What do we really want for Christmas? We want something that will last all year long – maybe all life long. Sure, presents are lovely, and who doesn’t love a warm and stylish scarf, a sparkly ring, or the James Bond 22-disc DVD collection?
But let’s think about the things that’ll bring lasting happiness. According to 225 studies reviewed by psychologists, our happiness level can be changed by the way we live, react to situations and even what we eat. All those things can increase our happiness. So how can we turn those things into gifts for someone else?
- Well, a study from the University of Michigan found that getting an extra hour of sleep will make people happier than getting a $60,000 raise! So, maybe you give your partner the gift of sleep – by handling some of the morning chores, getting the kids ready for school, or taking action on your snoring, so you’re not waking them in the middle of the night.
- If you want to give something tangible, choose something like a bike – or cooking classes. Spending money on experiences makes people happier than having possessions. That’s according to the Review of General Psychology. The thrill of a big purchase will fade. But the time you spend together having an experience will last, whether it’s riding bikes together every Sunday, or learning how to make sushi.
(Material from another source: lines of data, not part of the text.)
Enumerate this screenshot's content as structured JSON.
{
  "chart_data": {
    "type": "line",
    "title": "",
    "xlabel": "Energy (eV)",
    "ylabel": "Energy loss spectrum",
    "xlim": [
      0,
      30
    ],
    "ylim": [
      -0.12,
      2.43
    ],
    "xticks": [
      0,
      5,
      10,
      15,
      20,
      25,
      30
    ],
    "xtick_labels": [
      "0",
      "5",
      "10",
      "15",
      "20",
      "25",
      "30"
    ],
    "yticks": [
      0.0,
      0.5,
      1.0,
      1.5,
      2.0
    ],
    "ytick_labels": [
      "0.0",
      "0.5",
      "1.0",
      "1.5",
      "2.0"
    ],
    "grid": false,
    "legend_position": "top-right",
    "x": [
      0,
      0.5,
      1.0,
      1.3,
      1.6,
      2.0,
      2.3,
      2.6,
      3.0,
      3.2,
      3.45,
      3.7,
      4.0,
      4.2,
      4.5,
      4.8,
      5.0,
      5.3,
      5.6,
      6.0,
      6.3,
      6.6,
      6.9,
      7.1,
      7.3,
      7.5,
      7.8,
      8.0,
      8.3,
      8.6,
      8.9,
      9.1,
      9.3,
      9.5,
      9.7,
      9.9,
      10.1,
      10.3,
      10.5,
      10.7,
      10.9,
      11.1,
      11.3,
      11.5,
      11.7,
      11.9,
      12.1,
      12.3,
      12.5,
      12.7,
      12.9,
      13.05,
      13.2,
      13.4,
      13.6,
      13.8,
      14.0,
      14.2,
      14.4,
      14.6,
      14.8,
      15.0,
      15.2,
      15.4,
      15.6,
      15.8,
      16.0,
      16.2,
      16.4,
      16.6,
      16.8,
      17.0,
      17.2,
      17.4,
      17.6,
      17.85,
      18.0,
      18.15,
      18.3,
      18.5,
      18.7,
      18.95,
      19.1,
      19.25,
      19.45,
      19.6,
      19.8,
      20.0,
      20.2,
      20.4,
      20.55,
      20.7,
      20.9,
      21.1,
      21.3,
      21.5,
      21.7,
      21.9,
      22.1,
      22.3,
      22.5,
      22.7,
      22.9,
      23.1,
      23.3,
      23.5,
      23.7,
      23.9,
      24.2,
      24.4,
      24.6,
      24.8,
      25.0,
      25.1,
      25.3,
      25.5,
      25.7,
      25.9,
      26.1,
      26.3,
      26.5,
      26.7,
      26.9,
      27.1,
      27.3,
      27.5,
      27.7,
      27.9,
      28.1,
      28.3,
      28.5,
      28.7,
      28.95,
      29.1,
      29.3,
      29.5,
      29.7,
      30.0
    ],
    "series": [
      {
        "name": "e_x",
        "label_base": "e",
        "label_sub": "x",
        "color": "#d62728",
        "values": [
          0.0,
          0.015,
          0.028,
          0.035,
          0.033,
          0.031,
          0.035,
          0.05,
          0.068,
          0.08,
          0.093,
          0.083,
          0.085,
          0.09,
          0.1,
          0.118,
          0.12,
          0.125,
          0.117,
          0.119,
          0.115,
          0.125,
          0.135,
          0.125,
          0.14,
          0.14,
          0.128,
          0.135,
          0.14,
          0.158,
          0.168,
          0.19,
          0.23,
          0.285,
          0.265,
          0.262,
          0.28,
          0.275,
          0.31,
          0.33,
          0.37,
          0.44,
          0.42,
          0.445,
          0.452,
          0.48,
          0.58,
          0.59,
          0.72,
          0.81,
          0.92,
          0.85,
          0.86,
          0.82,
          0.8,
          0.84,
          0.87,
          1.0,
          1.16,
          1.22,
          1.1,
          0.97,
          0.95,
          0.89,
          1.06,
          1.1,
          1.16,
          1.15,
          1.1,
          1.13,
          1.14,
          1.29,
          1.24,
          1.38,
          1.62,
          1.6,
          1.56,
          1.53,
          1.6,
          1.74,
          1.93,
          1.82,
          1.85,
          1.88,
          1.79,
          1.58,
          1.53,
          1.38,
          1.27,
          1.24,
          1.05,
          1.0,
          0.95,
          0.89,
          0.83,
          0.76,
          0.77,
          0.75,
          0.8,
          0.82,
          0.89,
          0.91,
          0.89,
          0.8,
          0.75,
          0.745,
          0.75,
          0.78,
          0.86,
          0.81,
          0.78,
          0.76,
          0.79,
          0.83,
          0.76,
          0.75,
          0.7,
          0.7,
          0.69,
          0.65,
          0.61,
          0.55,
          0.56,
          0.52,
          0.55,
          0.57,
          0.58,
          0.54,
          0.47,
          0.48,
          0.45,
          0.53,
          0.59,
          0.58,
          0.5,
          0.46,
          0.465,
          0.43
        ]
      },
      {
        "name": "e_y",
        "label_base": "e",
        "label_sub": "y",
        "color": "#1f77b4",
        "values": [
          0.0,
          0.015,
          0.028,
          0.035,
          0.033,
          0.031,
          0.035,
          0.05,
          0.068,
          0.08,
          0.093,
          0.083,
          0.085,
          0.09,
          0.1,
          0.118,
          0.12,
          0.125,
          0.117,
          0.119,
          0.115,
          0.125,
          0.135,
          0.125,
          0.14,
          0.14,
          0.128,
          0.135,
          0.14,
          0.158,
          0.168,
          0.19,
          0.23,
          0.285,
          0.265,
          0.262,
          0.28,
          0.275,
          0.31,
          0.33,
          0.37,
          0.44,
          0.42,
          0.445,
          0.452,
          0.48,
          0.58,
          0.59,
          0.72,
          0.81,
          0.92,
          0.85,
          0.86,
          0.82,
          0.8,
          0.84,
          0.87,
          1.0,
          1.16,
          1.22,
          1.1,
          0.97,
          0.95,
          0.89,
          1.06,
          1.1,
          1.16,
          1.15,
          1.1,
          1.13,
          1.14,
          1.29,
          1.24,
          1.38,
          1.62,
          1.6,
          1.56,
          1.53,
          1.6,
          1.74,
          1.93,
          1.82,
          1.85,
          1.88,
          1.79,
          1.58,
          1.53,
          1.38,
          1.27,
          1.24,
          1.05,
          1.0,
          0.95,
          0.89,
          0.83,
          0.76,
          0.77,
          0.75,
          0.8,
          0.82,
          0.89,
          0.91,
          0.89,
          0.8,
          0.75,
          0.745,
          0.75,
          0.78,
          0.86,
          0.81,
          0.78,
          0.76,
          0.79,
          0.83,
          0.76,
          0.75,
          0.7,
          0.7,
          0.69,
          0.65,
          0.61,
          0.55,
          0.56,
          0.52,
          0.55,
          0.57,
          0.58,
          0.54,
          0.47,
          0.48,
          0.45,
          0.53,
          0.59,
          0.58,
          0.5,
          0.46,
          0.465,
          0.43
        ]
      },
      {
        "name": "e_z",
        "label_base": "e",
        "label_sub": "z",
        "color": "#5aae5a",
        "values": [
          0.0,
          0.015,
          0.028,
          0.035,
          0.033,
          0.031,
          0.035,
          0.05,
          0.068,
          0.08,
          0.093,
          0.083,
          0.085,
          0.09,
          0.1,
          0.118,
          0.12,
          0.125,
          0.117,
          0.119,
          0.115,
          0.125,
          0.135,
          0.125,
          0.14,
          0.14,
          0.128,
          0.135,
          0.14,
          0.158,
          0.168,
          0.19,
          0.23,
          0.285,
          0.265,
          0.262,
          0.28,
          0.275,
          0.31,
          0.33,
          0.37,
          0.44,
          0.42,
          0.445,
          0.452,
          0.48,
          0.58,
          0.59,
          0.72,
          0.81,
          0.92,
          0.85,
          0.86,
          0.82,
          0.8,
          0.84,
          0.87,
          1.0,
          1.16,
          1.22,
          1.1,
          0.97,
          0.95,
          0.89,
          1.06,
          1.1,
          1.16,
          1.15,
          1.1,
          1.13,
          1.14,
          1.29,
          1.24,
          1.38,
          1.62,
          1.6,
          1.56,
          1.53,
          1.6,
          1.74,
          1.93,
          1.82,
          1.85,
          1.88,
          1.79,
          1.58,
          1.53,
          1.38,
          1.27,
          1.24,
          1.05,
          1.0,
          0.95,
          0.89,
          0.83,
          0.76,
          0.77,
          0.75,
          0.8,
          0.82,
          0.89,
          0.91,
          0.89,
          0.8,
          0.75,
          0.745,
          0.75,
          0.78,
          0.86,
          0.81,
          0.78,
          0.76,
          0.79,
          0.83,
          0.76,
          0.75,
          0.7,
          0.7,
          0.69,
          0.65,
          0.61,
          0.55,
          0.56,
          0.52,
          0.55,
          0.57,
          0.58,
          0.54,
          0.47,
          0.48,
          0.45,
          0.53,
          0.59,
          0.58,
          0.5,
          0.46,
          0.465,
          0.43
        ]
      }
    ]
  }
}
- Finally, how about the gift of being a better partner, friend, or sibling? The anger we hold on to, the stress we take out on the people we love, and the lack of attention we give to others – all has a negative impact, not just on us, but those around us! So, maybe this Christmas, decide that you’re going to tackle one of those negative qualities. You don’t have to make a big announcement at Christmas dinner, just start behaving differently.
One of my favorite analogies is the tennis ball one – when you hit the ball across the net the same way, over and over, the person on the other side returns it the same way, over and over. If you want to change your relationship, start hitting the ball differently. The person on the other side will be forced to react to it differently.
To put that in real-world terms: If you’re a big, ol’ grump every day when you get home from work, your family probably steers clear. How about you come home and embrace your family and ask them how their day was? I bet you’ll get a much different reaction. And that’s something that’ll bring more happiness than anything you could put under a tree.